It’s so loud rinkside at the Indiana Farmers Coliseum, it’s hard to even hear yourself think. The crowd, whipped into a frenzy, is counting down the final seconds of what will become a signature win for the Indy Fuel.
And, by the way, that’s with headphones on.
The Fuel are about to end the South Carolina Stingrays’ ECHL-record 23-game winning streak, and the celebration among the fans is like hearing the countdown of a Cup championship.
The diehards – the fans who buy season tickets, who follow the team’s every move, who adopted the Indy Fuel as their own – knew the historical significance. Those who might have just walked up and bought tickets to their first hockey game quickly found out.
This game is special. This sport is special. And, that moment was one of many that helped us all realize it.
Above the din, I reach over and hit the button to my left until it turns green, opening my raspy voice to the thousands shouting their heads off. Impromptu, excitedly, as the team is skating to the center circle, I shout above the din, “Ladies and gentlemen, you have just witnessed ECHL history, ending the longest winning streak in ECHL history at 23 games, your Indy Fuel.”
I’m not sure anyone heard it, but the roar escalated to deafening.
That’s what I’ll remember from the first season of Indy Fuel hockey. I had the great fortune to have the best seat in the house each and every night (well, almost every night – more on that later) as the Fuel’s in-arena voice. We were all able to witness some great hockey, but more importantly, witness the development of something special.
The year started out a bit tentatively for all of us. This was all new – even veteran Indy hockey fans weren’t quite sure what to expect with the ECHL. Was it going to be like the late, great International Hockey League of the original Ice franchise? Was it going to be more like the Central Hockey League (which the ECHL had just absorbed) that the minor pro Ice played in a decade ago? Was it going to be something in-between? Who were the players? What would we embrace?
Change is never easy. I remember the same questions 16 years ago, seeing a totally new cast of characters and level of play, but by the end of the season, seeing Bernie John and Jamie Morris hoist the Miron Cup and not just endear themselves to fans, but make themselves a long-term part of our community.
The answers came pretty quickly. The hockey was spectacular, and it was fun watching a team that was feeling itself out early turn it on at midseason and become one of the best teams in the ECHL by season’s end. The players might not have been familiar names in October, but they sure became like family to us by April.
Things were ushered in with a spectacular opening night – although I’ll remember that day for vastly different reasons. What was an incredible evening for the Fuel, starting with a really impressive on-ice projection that covered the 75-year history of hockey in Indianapolis, and finishing with a shootout that, unfortunately, didn’t go the home team’s way. Unfortunately, I was far from my rinkside seat that night – spending the day overseas in a courtroom, finalizing the adoption of our child – so that day will be memorable for many other reasons.

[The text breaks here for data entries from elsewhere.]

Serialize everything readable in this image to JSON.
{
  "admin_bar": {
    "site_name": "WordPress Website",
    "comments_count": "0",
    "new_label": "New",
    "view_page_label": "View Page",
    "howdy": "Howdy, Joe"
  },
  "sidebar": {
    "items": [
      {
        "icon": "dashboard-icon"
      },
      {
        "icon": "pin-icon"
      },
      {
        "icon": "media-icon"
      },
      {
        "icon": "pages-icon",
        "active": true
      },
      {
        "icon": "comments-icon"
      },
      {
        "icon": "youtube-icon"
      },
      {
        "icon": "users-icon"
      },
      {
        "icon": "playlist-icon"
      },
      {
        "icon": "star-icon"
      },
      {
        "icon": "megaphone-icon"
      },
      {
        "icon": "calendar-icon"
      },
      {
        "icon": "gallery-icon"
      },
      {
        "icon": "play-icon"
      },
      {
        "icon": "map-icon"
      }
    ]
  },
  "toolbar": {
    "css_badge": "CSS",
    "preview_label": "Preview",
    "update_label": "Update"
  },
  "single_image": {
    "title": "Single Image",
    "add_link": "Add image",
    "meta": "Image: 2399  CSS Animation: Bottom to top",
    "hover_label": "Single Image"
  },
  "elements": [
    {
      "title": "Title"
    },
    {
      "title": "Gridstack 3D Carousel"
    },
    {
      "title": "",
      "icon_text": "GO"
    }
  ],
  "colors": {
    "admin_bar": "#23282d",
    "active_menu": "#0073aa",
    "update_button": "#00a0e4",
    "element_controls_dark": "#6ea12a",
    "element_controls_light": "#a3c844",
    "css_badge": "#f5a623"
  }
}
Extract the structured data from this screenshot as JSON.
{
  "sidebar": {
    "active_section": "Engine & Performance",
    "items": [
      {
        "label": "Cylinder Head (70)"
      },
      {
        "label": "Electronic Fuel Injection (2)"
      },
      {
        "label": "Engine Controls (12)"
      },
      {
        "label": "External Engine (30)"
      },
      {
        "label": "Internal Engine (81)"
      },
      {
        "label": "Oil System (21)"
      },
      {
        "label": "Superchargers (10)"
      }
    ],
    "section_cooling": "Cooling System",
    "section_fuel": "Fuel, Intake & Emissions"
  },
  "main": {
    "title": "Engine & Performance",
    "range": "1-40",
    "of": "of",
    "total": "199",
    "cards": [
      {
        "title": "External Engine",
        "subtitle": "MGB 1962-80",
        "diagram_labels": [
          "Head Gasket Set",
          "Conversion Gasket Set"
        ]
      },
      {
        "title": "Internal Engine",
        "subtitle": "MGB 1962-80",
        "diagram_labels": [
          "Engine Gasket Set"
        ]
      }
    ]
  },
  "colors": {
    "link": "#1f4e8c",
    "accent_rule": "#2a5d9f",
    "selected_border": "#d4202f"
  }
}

But honestly, I don’t feel I missed much. Because seeing the bond grow between team and fans was much greater than witnessing one night of a packed house.
The highlights are too numerous – all the way to the final moment on home ice, when Justin Holl banked the puck into the net off Kalamazoo’s Joel Martin from below the red line to seal a win and keep the Fuel in an improbable playoff chase – to mention. A few stand out – hearing the din of the building when Kyle Stroh scored his first hat trick, and it getting even louder when I announced it as the first in team history, seeing Mac Carruth get the first home shutout, the three-fights-in-16-seconds game against Wheeling late in the season, where two teams battling for a playoff spot wouldn’t give an inch.
But what made 2014-15 special were the people who made it happen. This was an easy team to root for – not just because it had the second-best record in the ECHL from Jan. 10 on, but because it was made up of high-quality, high-class players who did precisely what coach Scott Hillman promised and provided an honest, high-quality, hard-work effort each night. It was enjoyable chatting with players and coaches postgame, being around a front office staff that truly cared about providing a positive fan experience, and being a part of an outstanding show every night.
I’ve loved hockey since I went to my first game at the old Fairgrounds Coliseum more than three decades ago, when Bruce Affleck and Kevin Devine and Kelly Hrudey and Darcy Regier and Garth MacGuigan and Red Laurence became my heroes. Those guys ignited a passion in this game for me that has never waned. This Indy Fuel squad – Nick Bruneteau dishing from the point, Kyle Stroh finishing in front of the net, Garett Bembridge sniping from the slot, Rhett Bly and Matt White and Evan Vossen killing penalties with abandon, Shane Owen and Mac Carruth holding down the fort in-between the pipes (and Carruth nearly scoring a goal earlier this season). Those will be the heroes for the 7-year-old in the stands who were introduced to this great sport this year. It was a privilege and an honor to be able to witness it from the best seat in the house, and to describe all of the goals and high moments to you, the Indy Fuel fans.
Because, just as much as the players, the coaches and the staff, you are a big reason Year 1 was so successful. Can’t wait for Year 2.